Onca ilmine, onca feyzine faziletine ve kabiliyetlerine rağmen Üstad Bediüzzaman’ın:
“Ben bir hiçim.. Ben bir kuru çubuk hükmündeyim.. Ben ders arkadaşınızım... Ben kendimi beğenmiyorum, beni beğenenleri de beğenmiyorum.. Bütün dünya beni medhetse, beni inandıramazlar ki ben iyiyim...” demiştir.
Niçin hemen herkesin gıpta ile hayranlıkla şahit oldukları onca meziyetlerini, istidatlarını nazarlardan saklıyarak gizli tutuyor?

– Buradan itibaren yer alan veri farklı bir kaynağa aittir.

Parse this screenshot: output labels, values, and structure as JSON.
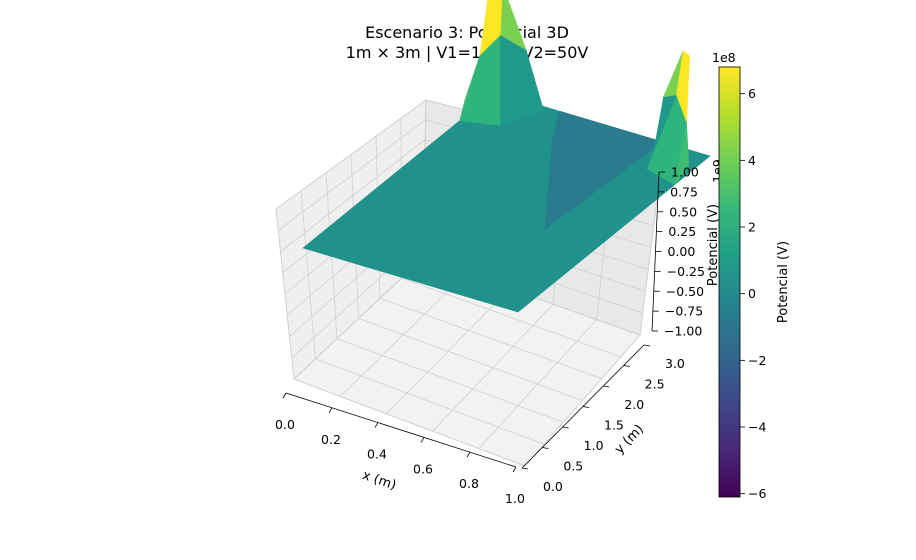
{
  "chart_data": {
    "type": "surface3d",
    "title": "Escenario 3: Potencial 3D",
    "subtitle": "1m × 3m | V1=100V, V2=50V",
    "xlabel": "x (m)",
    "ylabel": "y (m)",
    "zlabel": "Potencial (V)",
    "z_offset_text": "1e9",
    "xlim": [
      0,
      1
    ],
    "ylim": [
      0,
      3
    ],
    "zlim": [
      -1,
      1
    ],
    "x_ticks": [
      "0.0",
      "0.2",
      "0.4",
      "0.6",
      "0.8",
      "1.0"
    ],
    "y_ticks": [
      "0.0",
      "0.5",
      "1.0",
      "1.5",
      "2.0",
      "2.5",
      "3.0"
    ],
    "z_ticks": [
      "−1.00",
      "−0.75",
      "−0.50",
      "−0.25",
      "0.00",
      "0.25",
      "0.50",
      "0.75",
      "1.00"
    ],
    "grid": true,
    "colormap": "viridis",
    "peaks": [
      {
        "x": 0.0,
        "y": 3.0,
        "z_max": 680000000.0
      },
      {
        "x": 1.0,
        "y": 3.0,
        "z_max": 680000000.0
      }
    ],
    "trough": {
      "x": 0.5,
      "y": 2.1,
      "z_min": -610000000.0
    },
    "baseline_z": 0,
    "colorbar": {
      "label": "Potencial (V)",
      "offset_text": "1e8",
      "range": [
        -6.1,
        6.8
      ],
      "ticks": [
        "6",
        "4",
        "2",
        "0",
        "−2",
        "−4",
        "−6"
      ],
      "colors": [
        "#440154",
        "#482878",
        "#3e4989",
        "#31688e",
        "#26828e",
        "#1f9e89",
        "#35b779",
        "#6ece58",
        "#b5de2b",
        "#fde725"
      ]
    }
  }
}
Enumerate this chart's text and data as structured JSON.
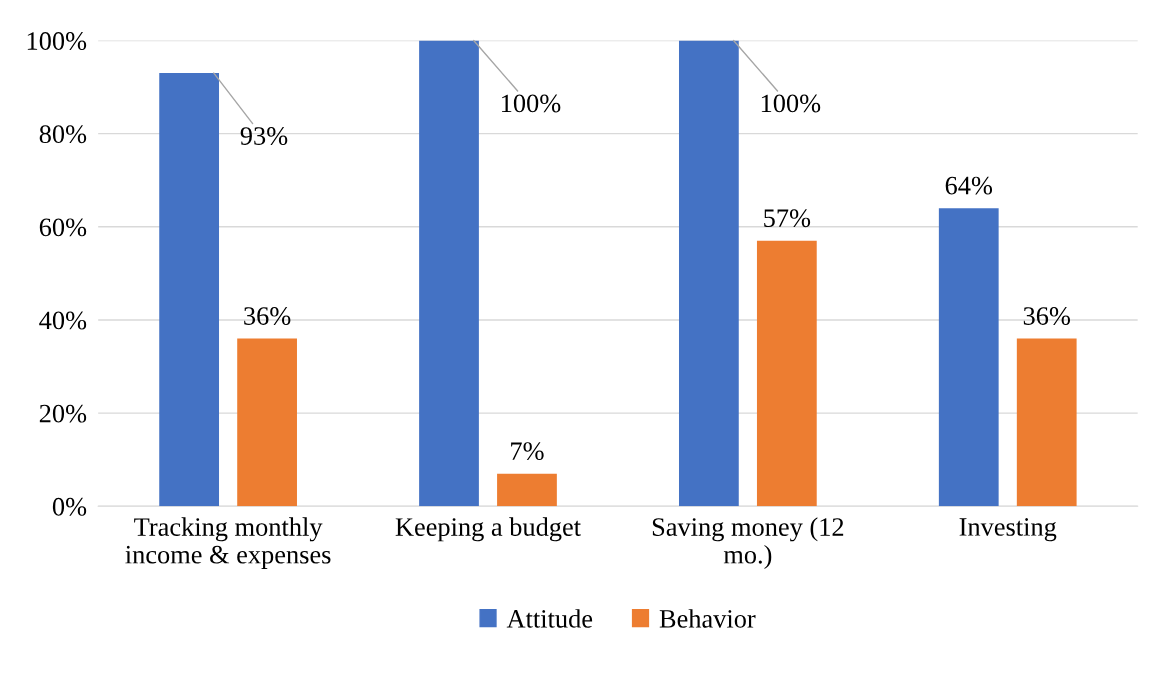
{
  "chart_data": {
    "type": "bar",
    "categories": [
      "Tracking monthly\nincome & expenses",
      "Keeping a budget",
      "Saving money (12\nmo.)",
      "Investing"
    ],
    "series": [
      {
        "name": "Attitude",
        "color": "#4472c4",
        "values": [
          93,
          100,
          100,
          64
        ],
        "value_labels": [
          "93%",
          "100%",
          "100%",
          "64%"
        ]
      },
      {
        "name": "Behavior",
        "color": "#ed7d31",
        "values": [
          36,
          7,
          57,
          36
        ],
        "value_labels": [
          "36%",
          "7%",
          "57%",
          "36%"
        ]
      }
    ],
    "ylim": [
      0,
      100
    ],
    "yticks": [
      {
        "value": 0,
        "label": "0%"
      },
      {
        "value": 20,
        "label": "20%"
      },
      {
        "value": 40,
        "label": "40%"
      },
      {
        "value": 60,
        "label": "60%"
      },
      {
        "value": 80,
        "label": "80%"
      },
      {
        "value": 100,
        "label": "100%"
      }
    ],
    "grid": "y",
    "legend": "bottom"
  }
}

Evet Üstadın: “Kendi nefsini ıslâh etmeyen başkasını ıslâh edemez” beyanı çerçevesinde yukarıdaki ifadelerdeki muhatabın kendi nefsi olmakla beraber, bütün ehl-i dine ikaz ve tavsiyelerde bulunuyor.
Nitekim Lemaat adlı Risalesinde de; “meziyetin (üstün özellik) varsa hafa (gizlilik) türabında (toprak) kalsın. Ta neşvünema (büyüme, gelişme) bulsun” gibi açık bir ifade ile kendilerinde göze çarpan bir meziyet bir özellik bulunan insanların tıpkı kendisi gibi bu özelliklerini kamufle ediyor Bediüzzaman.
Kişi Üstadın ikaz ve tavsiyelerini dikkate alarak meziyetlerini kamufle ederse veya etmese ne olur? Bu durumda da Üstad ne diyor: “Ey zihassa-i meşhure! (değerli özelliklere sahip kişi), Taayyünle (meydana çıkma) zulmetme. Eğer perde-i hafanın (gizlilik perdesi) altında sen kalırsan, ihvanına verirsin ihsan ve bereketi.”
Demek oluyor ki kendisinde var olan bazı meziyetlerin, bazı istidatların saikiyle devamlı vitrinlerde, sürekli ön saflarda bulunmayı adet haline getiren kişi farkında olmadan din kardeşine perde oluyor, dolayısıyla haksızlık hatta zulm etmiş oluyor. Böyle yapmayıp, o göze çarpan meziyetlerini kamufle ederek, biraz da arka planda durabilme kemalatını gösterirse de din kardeşine ikram ve ihsanda bulunuyor o kişi.
Bu durumu te’yid eden Üstadın şu tesbitlerine de bakalım: “Eğer taayyün edip (meydana çıkıp) perde altından çıksan, mükerrem iken altında, üstünde zalim olursun. Güneş iken orada, burada gölge edersin. İhvanını düşürttürüp hem nazar-ı hürmetten. Demek taayyün ve teşahhus (şahıs olarak görünme) zalim birer emirdir. Sahih doğru böyle ise, hem de böyle görürsün.”
Her şeyden önce verilen istidat, meziyetlerin ve özelliklerin birer ihsan-ı İlâhî, birer ikram-ı Rabbanî olduğunu unutmamak gerekir. Bu durumu kulak ardı edip, kişi o kabiliyetleri, doğrudan doğruya kendisinden bilip onları sahiplenme yanlışına düşerse, bilerek veya bilmeyerek yanlış yollara sapmış olur.
Tıpkı Üstadın ifade ettiği gibi kendi aczine, fakrına hatta cehline binaen, Yüce Allah tarafından kendisine o meziyetlerin, verildiğini derk ederse mesele yok. Böyle yapmayıp, kendisinde var olduğu zehabına saplanıp o meziyetlerin kendinin birer hüneri olduğu vartasına düşerse, işte o zaman; pederane ve mürşidane bir tavır içine girer. Ve çok geçmeden kendinde bulunduğunu zannettiği bazı istidatların saikiyle yalnız başına yoluna devam eder. Ki geçmişten bu güne baktığımızda bazı üstün özelliklerin bulunduğunu zanneden kişiler olduğunu görüyoruz.